Normalization of Chemical Compound Names #66

Closed EmanuelFaria closed 4 years ago

EmanuelFaria commented 4 years ago

The compound names individually typed by article authors into the thousands of tables we pull will have variations and typos that will need to normalized. (Some examples below to be immediately considered and normalized below.

@petermr please define rules for such normalizations, and the method of automation of future replacements and corrections.

Examples to be decided/corrected now — which may also indicate other such manual-entry normalization targets: Looking at compound_multiset.tsv, I found a couple of things to make decisions on regarding normalization:

  1. See column 3 (WIKIDATA_query) for lines 4 (Limonene) and 5 (linolool): Do we normailze to +/- or ± (Out of curiosity, do we prefer what we expect users might type into a search field, or what takes fewer characters? Or Is the latter (±) a "special character" that may not display or search properly on some machines or systems)?

  2. Line 7 column 3 = γ-terpinene ... (should be gamma, I think) Question: If this is not a typo, but a potential recurring problem resulting from the use of a "special character?" do we add this as sort of a false synonym?

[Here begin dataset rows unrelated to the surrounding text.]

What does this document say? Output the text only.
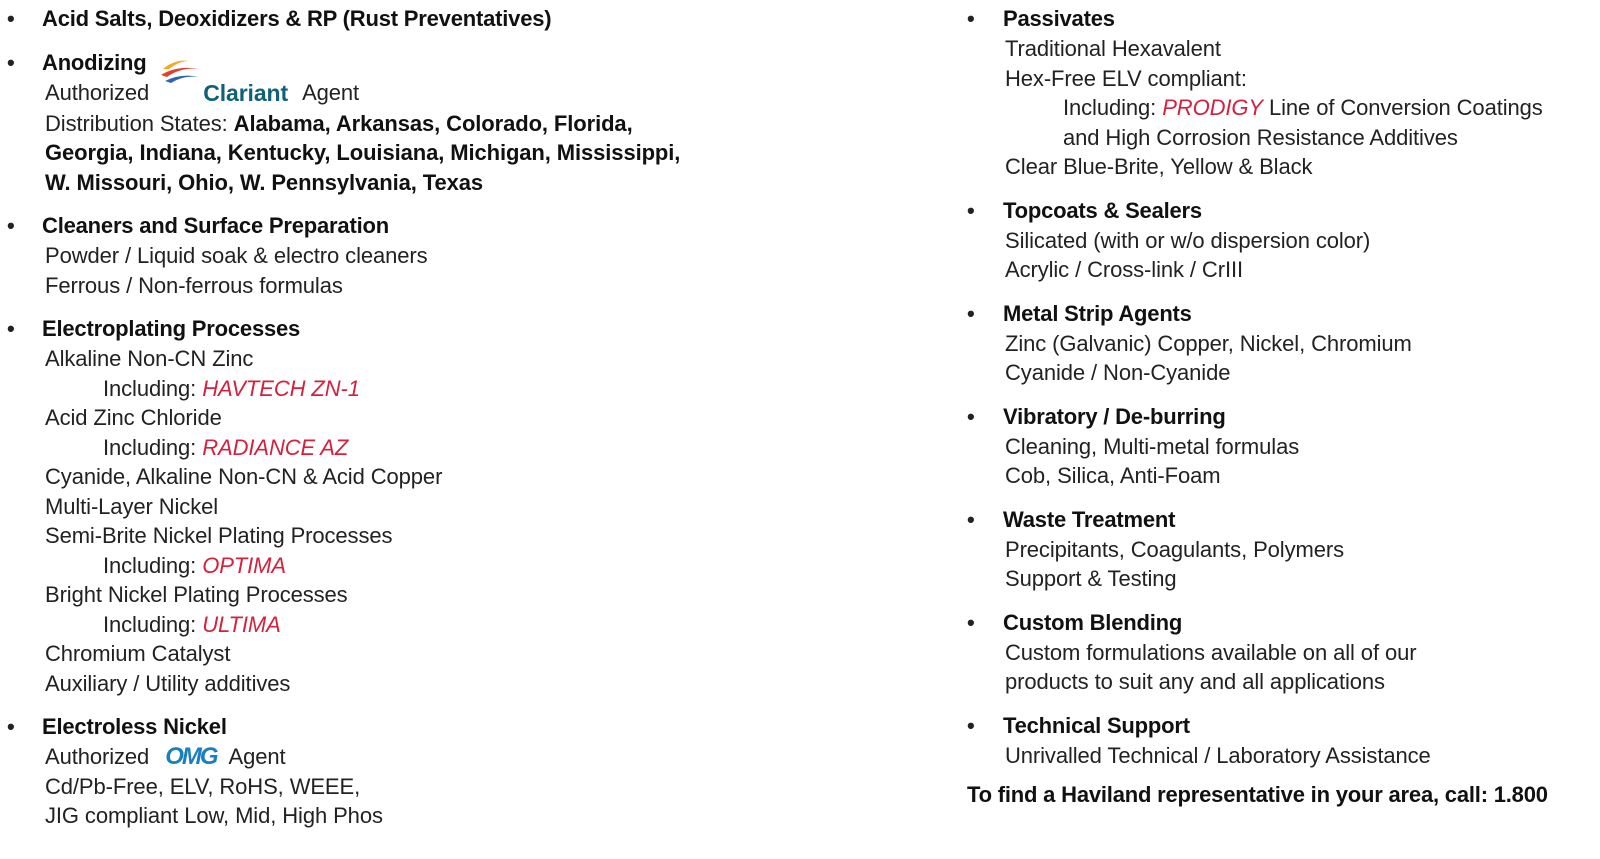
• Acid Salts, Deoxidizers & RP (Rust Preventatives)
• Anodizing
Authorized Clariant Agent
Distribution States: Alabama, Arkansas, Colorado, Florida,
Georgia, Indiana, Kentucky, Louisiana, Michigan, Mississippi,
W. Missouri, Ohio, W. Pennsylvania, Texas
• Cleaners and Surface Preparation
Powder / Liquid soak & electro cleaners
Ferrous / Non-ferrous formulas
• Electroplating Processes
Alkaline Non-CN Zinc
Including: HAVTECH ZN-1
Acid Zinc Chloride
Including: RADIANCE AZ
Cyanide, Alkaline Non-CN & Acid Copper
Multi-Layer Nickel
Semi-Brite Nickel Plating Processes
Including: OPTIMA
Bright Nickel Plating Processes
Including: ULTIMA
Chromium Catalyst
Auxiliary / Utility additives
• Electroless Nickel
Authorized OMG Agent
Cd/Pb-Free, ELV, RoHS, WEEE,
JIG compliant Low, Mid, High Phos
• Passivates
Traditional Hexavalent
Hex-Free ELV compliant:
Including: PRODIGY Line of Conversion Coatings
and High Corrosion Resistance Additives
Clear Blue-Brite, Yellow & Black
• Topcoats & Sealers
Silicated (with or w/o dispersion color)
Acrylic / Cross-link / CrIII
• Metal Strip Agents
Zinc (Galvanic) Copper, Nickel, Chromium
Cyanide / Non-Cyanide
• Vibratory / De-burring
Cleaning, Multi-metal formulas
Cob, Silica, Anti-Foam
• Waste Treatment
Precipitants, Coagulants, Polymers
Support & Testing
• Custom Blending
Custom formulations available on all of our
products to suit any and all applications
• Technical Support
Unrivalled Technical / Laboratory Assistance
To find a Haviland representative in your area, call: 1.800
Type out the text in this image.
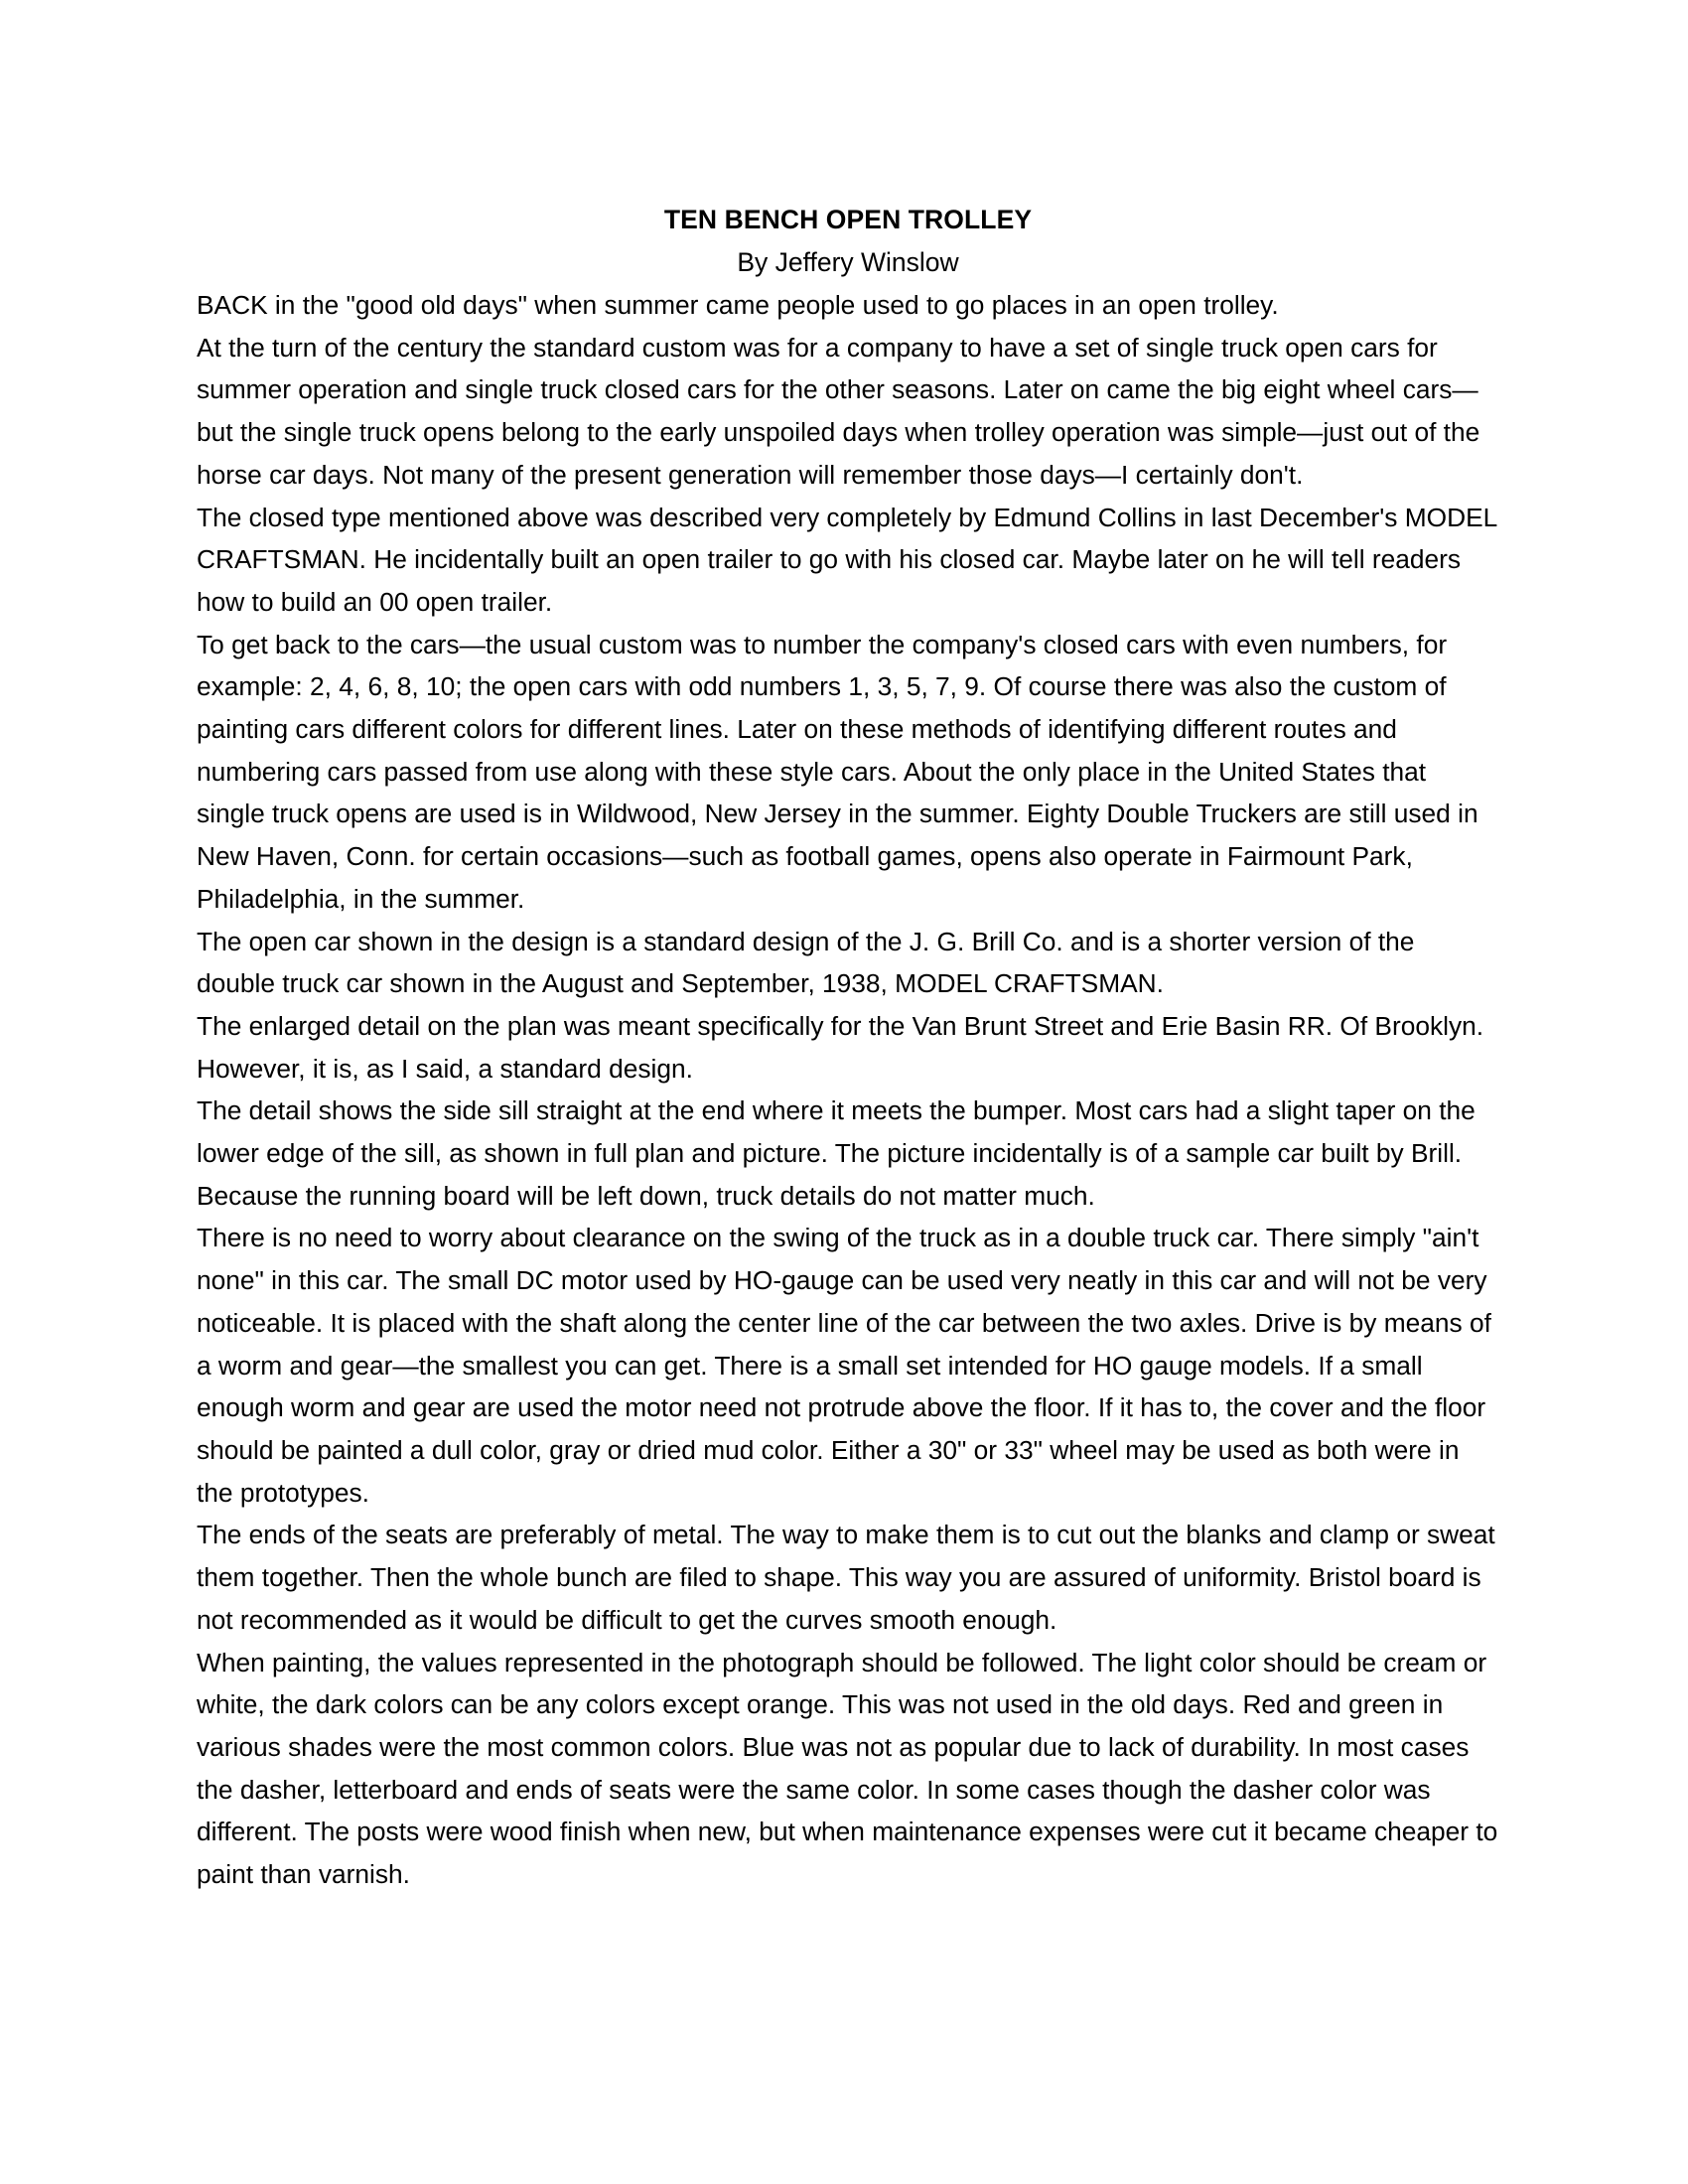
TEN BENCH OPEN TROLLEY
By Jeffery Winslow

BACK in the "good old days" when summer came people used to go places in an open trolley.

At the turn of the century the standard custom was for a company to have a set of single truck open cars for summer operation and single truck closed cars for the other seasons. Later on came the big eight wheel cars—but the single truck opens belong to the early unspoiled days when trolley operation was simple—just out of the horse car days. Not many of the present generation will remember those days—I certainly don't.

The closed type mentioned above was described very completely by Edmund Collins in last December's MODEL CRAFTSMAN. He incidentally built an open trailer to go with his closed car. Maybe later on he will tell readers how to build an 00 open trailer.

To get back to the cars—the usual custom was to number the company's closed cars with even numbers, for example: 2, 4, 6, 8, 10; the open cars with odd numbers 1, 3, 5, 7, 9. Of course there was also the custom of painting cars different colors for different lines. Later on these methods of identifying different routes and numbering cars passed from use along with these style cars. About the only place in the United States that single truck opens are used is in Wildwood, New Jersey in the summer. Eighty Double Truckers are still used in New Haven, Conn. for certain occasions—such as football games, opens also operate in Fairmount Park, Philadelphia, in the summer.

The open car shown in the design is a standard design of the J. G. Brill Co. and is a shorter version of the double truck car shown in the August and September, 1938, MODEL CRAFTSMAN.

The enlarged detail on the plan was meant specifically for the Van Brunt Street and Erie Basin RR. Of Brooklyn. However, it is, as I said, a standard design.

The detail shows the side sill straight at the end where it meets the bumper. Most cars had a slight taper on the lower edge of the sill, as shown in full plan and picture. The picture incidentally is of a sample car built by Brill. Because the running board will be left down, truck details do not matter much.

There is no need to worry about clearance on the swing of the truck as in a double truck car. There simply "ain't none" in this car. The small DC motor used by HO-gauge can be used very neatly in this car and will not be very noticeable. It is placed with the shaft along the center line of the car between the two axles. Drive is by means of a worm and gear—the smallest you can get. There is a small set intended for HO gauge models. If a small enough worm and gear are used the motor need not protrude above the floor. If it has to, the cover and the floor should be painted a dull color, gray or dried mud color. Either a 30" or 33" wheel may be used as both were in the prototypes.

The ends of the seats are preferably of metal. The way to make them is to cut out the blanks and clamp or sweat them together. Then the whole bunch are filed to shape. This way you are assured of uniformity. Bristol board is not recommended as it would be difficult to get the curves smooth enough.

When painting, the values represented in the photograph should be followed. The light color should be cream or white, the dark colors can be any colors except orange. This was not used in the old days. Red and green in various shades were the most common colors. Blue was not as popular due to lack of durability. In most cases the dasher, letterboard and ends of seats were the same color. In some cases though the dasher color was different. The posts were wood finish when new, but when maintenance expenses were cut it became cheaper to paint than varnish.
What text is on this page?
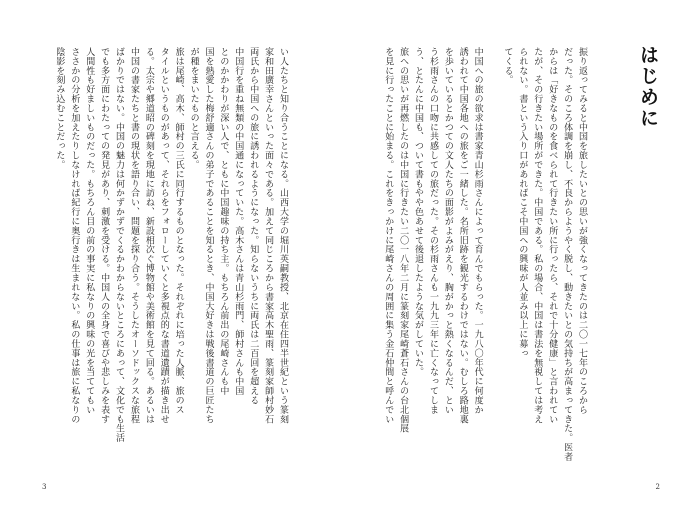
い人たちと知り合うことになる。山西大学の堀川英嗣教授、北京在住四半世紀という篆刻
家和田廣幸さんといった面々である。加えて同じころから書家高木聖雨、篆刻家師村妙石
両氏から中国への旅に誘われるようになった。知らないうちに両氏は二百回を超える
中国行を重ね無類の中国通になっていた。高木さんは青山杉雨門、師村さんも中国
とのかかわりが深い人で、ともに中国趣味の持ち主。もちろん前出の尾崎さんも中
国を熱愛した梅舒適さんの弟子であることを知るとき、中国大好きは戦後書道の巨匠たち
が種をまいたものと言える。
旅は尾崎、高木、師村の三氏に同行するものとなった。それぞれに培った人脈、旅のス
タイルというものがあって、それらをフォローしていくと多視点的な書道遺蹟が描き出せ
る。太宗や郷道昭の碑刻を現地に訪ね、新設相次ぐ博物館や美術館を見て回る。あるいは
中国の書家たちと書の現状を語り合い、問題を探り合う。そうしたオーソドックスな旅程
ばかりではない。中国の魅力は何かずかずでくるかわからないところにあって、文化でも生活
でも多方面にわたっての発見があり、刺激を受ける。中国人の全身で喜びや悲しみを表す
人間性も好ましいものだった。もちろん目の前の事実に私なりの興味の光を当ててもい
ささかの分析を加えたりしなければ紀行に奥行きは生まれない。私の仕事は旅に私なりの
陰影を刻み込むことだった。

3
はじめに
振り返ってみると中国を旅したいとの思いが強くなってきたのは二〇一七年のころから
だった。そのころ体調を崩し、不良からようやく脱し、動きたいとの気持ちが高まってきた。医者
からは「好きなものを食べられて行きたい所に行ったら、それで十分健康」と言われてい
たが、その行きたい場所ができた。中国である。私の場合、中国は書法を無視しては考え
られない。書という入り口があればこそ中国への興味が人並み以上に募っ
てくる。

中国への旅の欲求は書家青山杉雨さんによって育んでもらった。一九八〇年代に何度か
誘われて中国各地への旅をご一緒した。名所旧跡を観光するわけではない。むしろ路地裏
を歩いているとかつての文人たちの面影がよみがえり、胸がかっと熱くなるんだ、とい
う杉雨さんの口吻に共感しての旅だった。その杉雨さんも一九九三年に亡くなってしま
う、とたんに中国も、ついて書もやや色あせて後退したような気がしていた。
旅への思いが再燃したのは中国に行きたい二〇一八年二月に篆刻家尾崎蒼石さんの台北個展
を見に行ったことに始まる。これをきっかけに尾崎さんの周囲に集う金石仲間と呼んでい

2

  3. also look at line 33 to replace gamma in (+)-γ-cadinene

  4. Line 22: (-)-α-phellandrene .... I believe we're spelling out greek characters, such as alpha. There are many more to find and replace

  5. At the end of each pull, automatically find and replace "-(space)" [lines 402, 552, 353] and "(space-)" [none found in this set] with "-" no space

petermr commented 4 years ago

You should put more details into Issues. You have assigned me a task but I have no idea what to do. I also expect that this issue could be included in some of the open issues

EmanuelFaria commented 4 years ago

You should put more details into Issues. You have assigned me a task but I have no idea what to do. I also expect that this issue could be included in some of the open issues

@petermr Done. Please re-open issue if corrected to your satisfaction.